The levies will go to the IMO Maritime Research Fund created for the decarbonisation mission
The shipping industry’s proposal to impose $2/mt of levy for bunker fuel purchase proposed last year garnered eight more nations’ backing. Proceeds from the $2/mt levy on marine fuel purchases will go to a $5 billion fund for the research and development (R&D) of zero-carbon marine fuels. The IMO’s fund would be supervised and managed by a new International Maritime Research and Development Board (IMRB). Chief executive of UK’s Chamber of Shipping remarked: “this new multi-billion-dollar fund is a game-changing development. It shows how serious the industry is about reducing its emission and tackling climate change.”
Collective support from various nations
BIMCO revealed in its statement that Georgia, Greece, Japan, Liberia, Malta, Nigeria, Singapore, and Switzerland had expressed their support towards the measure and a variety of shipping industry groups.

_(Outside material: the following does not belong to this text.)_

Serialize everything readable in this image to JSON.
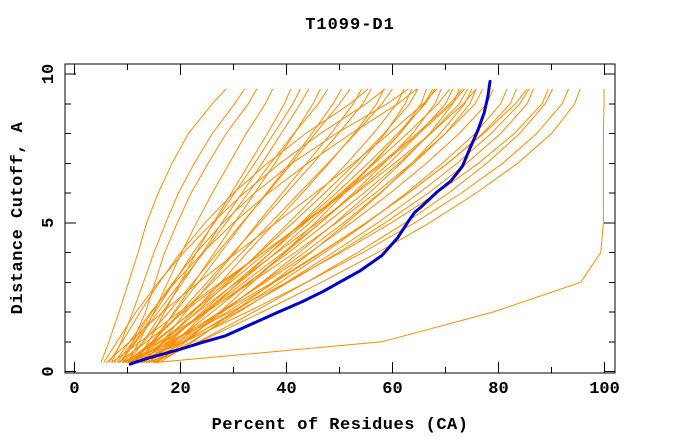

“This new US$5 billion Fund will support a new International Maritime Research and Development Board (IMRB) to commission collaborative programmes for the applied R&D of zero-carbon technologies, specifically tailored for maritime application, including the development of working prototype. It will also assist CO2 reduction projects in developing countries, including the Pacific island nations. Zero-emission ocean-going ships deployed at the scale required by 2030 will be near impossible if this proposal is not supported by UN IMO member states,” BIMCO said in their statement.
BIMCO agreed decarbonisation can only take place with a significant acceleration of R&D, as zero-carbon technologies have yet to exist that apply to large ocean-going ships. A well-funded R&D programme, which the industry has agreed to pay for within a global regulatory framework, needs to commence immediately under UN IMO’s supervision. Recognising the urgency and ambition required for decarbonising, the shipping industry groups appeal to all governments to be on the right side of history to support this ambitious proposal.
International shipping transports more than 80 per cent of global trade and emits 2 per cent of global emissions. The big challenge is not building a single zero carbon ship, but creating the technologies required to decarbonise the entire global fleet at speed and scale. The sooner the IMO Maritime Research Fund is established, the sooner the commencement of developing zero-emission ships to decarbonise maritime transport.